Question

Let's denote the number of molded veggies in D#1 as \( x \), in D#2 as \( y \), and in D#3 as \( z \).

From the problem:
1. \( x = y - 45 \) (D#1 has 45 less molded veggies than D#2)
2. \( y = z - 80 \) (D#2 has 80 less molded veggies than D#3)
3. \( x + y + z = 236 \) (The total number of molded veggies is 236)

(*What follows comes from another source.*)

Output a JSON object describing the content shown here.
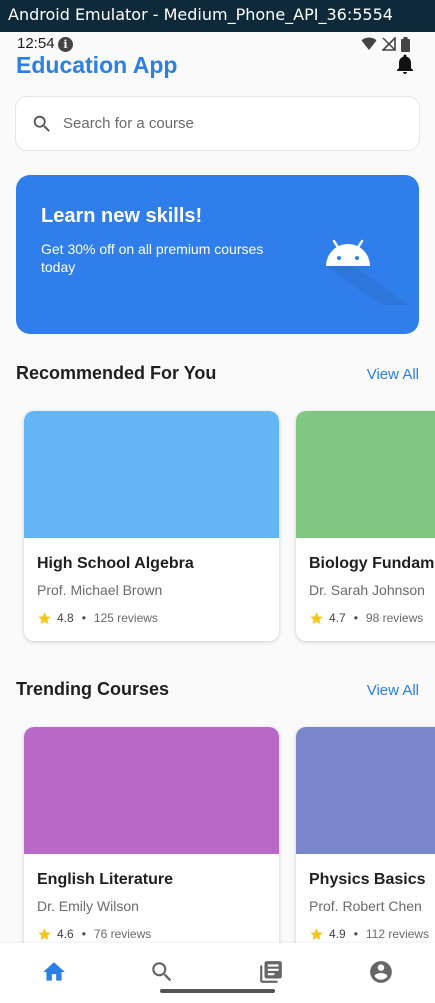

First, substitute \( y \) from the second equation into the first equation:

\[
x = (z - 80) - 45
\]
\[
x = z - 125
\]

Now substitute \( x \) and \( y \) into the total equation:

1. We already have \( y = z - 80 \).
2. We also have \( x = z - 125 \).

Now substituting both into the total:

\[
(z - 125) + (z - 80) + z = 236
\]

Combine like terms:

\[
3z - 205 = 236
\]

Now solve for \( z \):

\[
3z = 236 + 205
\]
\[
3z = 441
\]
\[
z = 147
\]

Now that we have \( z \), we can find \( y \):

\[
y = z - 80 = 147 - 80 = 67
\]

Now, find \( x \):

\[
x = y - 45 = 67 - 45 = 22
\]

So, D#1 has \( \boxed{22} \) molded veggies.

To check, calculate the total:

- D#1: 22
- D#2: 67
- D#3: 147

Adding these together:

\[
22 + 67 + 147 = 236
\]

The calculations are consistent. Thus, D#1 indeed has \( \boxed{22} \) molded veggies.